Ópera y Teatro musical

Donizetti en technicolor

Germán San Antonio

miércoles, 17 de octubre de 2018

Una exacerbada  explosión de colores inunda el patio de butacas del Teatro Florida de Algeciras y las sonrisas de los espectadores comienzan a vislumbrarse entre las sombras de la sala. Qué bella forma de conducir un espectáculo decimonónico como el de esta hija predilecta de Donizetti. Esta ópera “tan de repertorio”. 

L'elisir d'amore se nos presentó la pasada noche del 6 de octubre como una apuestas generosa para con los gustos de muchos de los que allí nos encontrábamos. La asociación musical “la bohemia”, afincada en Algeciras, lleva ya muchos años trabajando  por la cultura musical en la ciudad. Han sido muchos los proyectos que han venido preparando en los últimos tiempos (el musical ¡Viva la música! del Maestro Calixto Álvarez, La Verbena de la Paloma, La Dogaresa, La Bohème, Doña Francisquita, Bohemios, etc.) .Lo sorprendente y encomiable es la singularidad de la Asociación donde tienen cabida profesionales de la música junto a amateurs que con su ilusión y esfuerzo, y bajo la mano de Rafael Álvarez, han venido logrando resultados de verdadera valía.

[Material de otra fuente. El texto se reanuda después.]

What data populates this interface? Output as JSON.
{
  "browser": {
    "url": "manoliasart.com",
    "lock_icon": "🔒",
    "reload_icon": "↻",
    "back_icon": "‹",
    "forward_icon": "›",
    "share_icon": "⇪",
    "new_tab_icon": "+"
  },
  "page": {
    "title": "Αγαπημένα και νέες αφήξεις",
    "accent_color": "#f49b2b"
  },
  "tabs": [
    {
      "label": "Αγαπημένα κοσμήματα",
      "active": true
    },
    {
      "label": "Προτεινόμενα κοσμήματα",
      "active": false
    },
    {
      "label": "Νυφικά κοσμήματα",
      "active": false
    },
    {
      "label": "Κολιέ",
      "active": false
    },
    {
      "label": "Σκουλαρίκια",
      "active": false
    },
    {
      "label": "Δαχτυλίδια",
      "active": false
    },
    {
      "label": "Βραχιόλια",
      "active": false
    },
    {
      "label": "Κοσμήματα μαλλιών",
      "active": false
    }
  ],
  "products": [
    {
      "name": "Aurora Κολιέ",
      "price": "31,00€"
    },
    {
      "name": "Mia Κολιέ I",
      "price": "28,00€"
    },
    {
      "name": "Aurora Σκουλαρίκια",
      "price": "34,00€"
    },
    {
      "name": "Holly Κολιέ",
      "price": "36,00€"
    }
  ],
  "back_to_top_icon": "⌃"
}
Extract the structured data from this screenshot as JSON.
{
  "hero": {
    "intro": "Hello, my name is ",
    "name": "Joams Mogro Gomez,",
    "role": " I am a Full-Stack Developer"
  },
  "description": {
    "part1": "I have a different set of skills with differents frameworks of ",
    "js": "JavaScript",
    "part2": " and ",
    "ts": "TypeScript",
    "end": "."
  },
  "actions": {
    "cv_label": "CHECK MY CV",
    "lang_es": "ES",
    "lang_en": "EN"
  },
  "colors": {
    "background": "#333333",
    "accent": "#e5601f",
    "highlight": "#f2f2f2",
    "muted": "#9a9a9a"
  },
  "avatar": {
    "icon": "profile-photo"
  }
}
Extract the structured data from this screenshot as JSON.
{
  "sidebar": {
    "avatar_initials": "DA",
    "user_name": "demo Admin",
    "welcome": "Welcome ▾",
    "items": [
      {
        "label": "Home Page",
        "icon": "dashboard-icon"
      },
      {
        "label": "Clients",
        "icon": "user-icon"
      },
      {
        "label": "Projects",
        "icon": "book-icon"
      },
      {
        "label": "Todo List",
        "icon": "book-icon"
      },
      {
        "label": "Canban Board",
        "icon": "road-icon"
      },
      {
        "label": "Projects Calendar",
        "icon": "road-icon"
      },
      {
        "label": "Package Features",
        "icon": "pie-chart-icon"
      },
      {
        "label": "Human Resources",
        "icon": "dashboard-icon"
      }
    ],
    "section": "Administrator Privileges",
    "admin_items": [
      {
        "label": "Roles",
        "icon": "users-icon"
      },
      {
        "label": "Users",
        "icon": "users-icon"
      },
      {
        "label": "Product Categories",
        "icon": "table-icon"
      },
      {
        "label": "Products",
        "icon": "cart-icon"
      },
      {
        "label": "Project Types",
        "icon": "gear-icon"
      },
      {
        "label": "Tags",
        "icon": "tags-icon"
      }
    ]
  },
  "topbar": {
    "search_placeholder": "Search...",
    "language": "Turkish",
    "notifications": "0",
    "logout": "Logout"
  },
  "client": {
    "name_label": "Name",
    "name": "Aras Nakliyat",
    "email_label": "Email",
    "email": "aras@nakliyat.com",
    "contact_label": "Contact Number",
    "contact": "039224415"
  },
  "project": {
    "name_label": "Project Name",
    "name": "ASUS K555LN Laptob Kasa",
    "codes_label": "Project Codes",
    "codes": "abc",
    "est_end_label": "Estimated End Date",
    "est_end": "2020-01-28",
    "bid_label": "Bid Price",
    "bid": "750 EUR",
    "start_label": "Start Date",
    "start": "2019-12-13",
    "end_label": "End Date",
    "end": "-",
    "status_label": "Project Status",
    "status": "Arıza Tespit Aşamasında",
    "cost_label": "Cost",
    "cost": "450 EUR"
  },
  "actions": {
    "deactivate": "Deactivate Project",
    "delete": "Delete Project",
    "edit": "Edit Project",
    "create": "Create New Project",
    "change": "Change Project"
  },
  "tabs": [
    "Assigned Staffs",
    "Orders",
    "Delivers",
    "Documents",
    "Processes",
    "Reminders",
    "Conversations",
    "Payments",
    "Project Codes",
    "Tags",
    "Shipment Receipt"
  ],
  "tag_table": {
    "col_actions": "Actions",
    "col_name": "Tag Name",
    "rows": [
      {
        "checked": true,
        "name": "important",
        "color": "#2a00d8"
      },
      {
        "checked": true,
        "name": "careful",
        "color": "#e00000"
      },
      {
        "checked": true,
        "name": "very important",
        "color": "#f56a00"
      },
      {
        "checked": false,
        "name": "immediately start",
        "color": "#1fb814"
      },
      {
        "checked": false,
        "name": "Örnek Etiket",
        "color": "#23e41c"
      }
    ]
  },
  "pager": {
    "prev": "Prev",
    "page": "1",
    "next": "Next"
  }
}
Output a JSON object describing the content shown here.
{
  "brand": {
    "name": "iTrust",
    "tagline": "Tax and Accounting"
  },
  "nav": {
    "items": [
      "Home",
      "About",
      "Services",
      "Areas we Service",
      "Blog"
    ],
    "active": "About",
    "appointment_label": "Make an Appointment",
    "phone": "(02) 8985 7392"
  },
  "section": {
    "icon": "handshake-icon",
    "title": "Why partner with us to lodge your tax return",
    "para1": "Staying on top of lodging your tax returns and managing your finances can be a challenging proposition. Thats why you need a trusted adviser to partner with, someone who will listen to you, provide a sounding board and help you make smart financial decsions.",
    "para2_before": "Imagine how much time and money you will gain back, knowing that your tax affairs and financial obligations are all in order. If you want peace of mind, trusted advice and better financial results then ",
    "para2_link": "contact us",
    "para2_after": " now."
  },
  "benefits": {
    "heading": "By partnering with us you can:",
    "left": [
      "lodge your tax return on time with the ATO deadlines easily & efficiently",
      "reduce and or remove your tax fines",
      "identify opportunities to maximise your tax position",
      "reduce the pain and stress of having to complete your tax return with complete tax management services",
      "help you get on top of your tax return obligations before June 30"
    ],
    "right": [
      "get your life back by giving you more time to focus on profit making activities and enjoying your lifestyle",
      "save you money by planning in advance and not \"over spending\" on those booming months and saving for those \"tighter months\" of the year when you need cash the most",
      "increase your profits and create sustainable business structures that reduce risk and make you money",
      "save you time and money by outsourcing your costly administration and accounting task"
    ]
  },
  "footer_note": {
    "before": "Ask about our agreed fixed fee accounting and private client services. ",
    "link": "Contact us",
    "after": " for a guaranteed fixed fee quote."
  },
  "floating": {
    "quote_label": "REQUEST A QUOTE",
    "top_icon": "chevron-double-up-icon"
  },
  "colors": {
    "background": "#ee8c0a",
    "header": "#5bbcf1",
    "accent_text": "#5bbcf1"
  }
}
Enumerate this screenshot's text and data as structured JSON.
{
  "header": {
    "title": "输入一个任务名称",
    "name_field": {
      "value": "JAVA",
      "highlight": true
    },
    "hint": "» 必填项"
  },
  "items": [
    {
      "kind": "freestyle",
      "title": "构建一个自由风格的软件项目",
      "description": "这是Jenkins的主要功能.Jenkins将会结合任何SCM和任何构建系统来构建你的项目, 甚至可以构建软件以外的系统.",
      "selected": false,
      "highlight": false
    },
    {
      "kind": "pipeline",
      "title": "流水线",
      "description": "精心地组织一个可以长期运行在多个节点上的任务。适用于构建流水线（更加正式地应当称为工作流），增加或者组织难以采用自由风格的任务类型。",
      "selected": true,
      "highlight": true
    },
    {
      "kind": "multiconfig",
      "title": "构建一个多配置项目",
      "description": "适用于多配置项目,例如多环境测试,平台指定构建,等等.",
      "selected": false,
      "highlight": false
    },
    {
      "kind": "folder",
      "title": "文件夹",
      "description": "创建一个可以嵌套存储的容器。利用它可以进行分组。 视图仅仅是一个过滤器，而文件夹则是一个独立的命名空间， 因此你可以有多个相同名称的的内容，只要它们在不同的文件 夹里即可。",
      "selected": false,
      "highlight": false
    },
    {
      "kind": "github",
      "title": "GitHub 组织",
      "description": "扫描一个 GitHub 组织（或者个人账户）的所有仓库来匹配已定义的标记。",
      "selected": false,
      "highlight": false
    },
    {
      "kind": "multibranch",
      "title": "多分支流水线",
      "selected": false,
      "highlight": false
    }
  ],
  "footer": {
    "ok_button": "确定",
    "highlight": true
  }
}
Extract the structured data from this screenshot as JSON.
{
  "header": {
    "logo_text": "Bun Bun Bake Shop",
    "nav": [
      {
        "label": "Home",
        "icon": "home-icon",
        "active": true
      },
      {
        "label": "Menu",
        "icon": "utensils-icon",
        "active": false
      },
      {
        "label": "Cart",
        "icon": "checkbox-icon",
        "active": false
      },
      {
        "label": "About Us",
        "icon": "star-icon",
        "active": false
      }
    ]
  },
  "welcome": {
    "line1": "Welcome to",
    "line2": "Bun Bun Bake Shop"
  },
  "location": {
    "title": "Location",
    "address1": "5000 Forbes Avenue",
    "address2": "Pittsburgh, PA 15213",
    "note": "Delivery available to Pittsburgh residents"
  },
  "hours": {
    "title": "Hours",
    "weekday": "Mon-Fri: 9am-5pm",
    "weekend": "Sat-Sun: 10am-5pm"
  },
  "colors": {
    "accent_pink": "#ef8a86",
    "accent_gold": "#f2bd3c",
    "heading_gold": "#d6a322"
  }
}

Todo sin perder la vista en lo verdaderamente importante: trabajar por la cultura musical en la comarca del Campo de Gibraltar.

Debo decir que esta vez el presente trabajo, ha supuesto un salto de entidad en lo tocante a la puesta en escena. Sin desdeñar el buen hacer de la orquesta y el coro sabiamente dirigidos por la batuta de Rafael  Álvarez, el trabajo estético en el diseño conceptual de David Solís ha sido sin duda sorprendente y ha redundado en un disfrute mayor de la obra.

Muy bien dirigidos por Paloma Salvatierra en la dirección escénica, el coro supo participar activamente de la acción como si de un personaje más se tratara. Lo conceptual libera endorfinas. Pulula por una atmósfera expectante, y por fin nos inunda con bello tonos y un cromatismo llevado al exceso onírico. No es necesario más. Los escorzos de los que sobre las tablas se encontraban, sus rostros y sus mohines, hacen que la historia que se narra en el escenario pase a un segundo plano. El mensaje parece claro: renovamos el mensaje a veces caduco de una ópera del XIX. Ahora lo único que  tiene que hacer es sentarte, relajarte y sonreír. 

Pero todo ello no hubiera sido posible, sin duda, sin el buen hacer de unas voces solistas como las de Sonia Quiñones en el papel de Adina con una voz muy bien timbrada y un estudio vocal del papel más que notable. Con Ana María Gallego en el papel de Giannetta y José Concepción como Nemorino. Ambos más que convincentes en la parte de dramaturgia. Ángel Tomás Pérez como Dulcarama y Julio Castilla como Belcore. Ambos manifestaron un contrapunto admirable a sus compañeros de reparto. Buenas voces y credibilidad en escena.

Sin más, una efusiva sonrisa despide al público. Todos ahondamos sin duda esa noche en las “coloraturas” no solo musicales sino oníricas de un proyecto afortunado por parte de la asociación musical “la bohemia” y de un buen hacer, que esperamos, nos siga sorprendiendo en el futuro.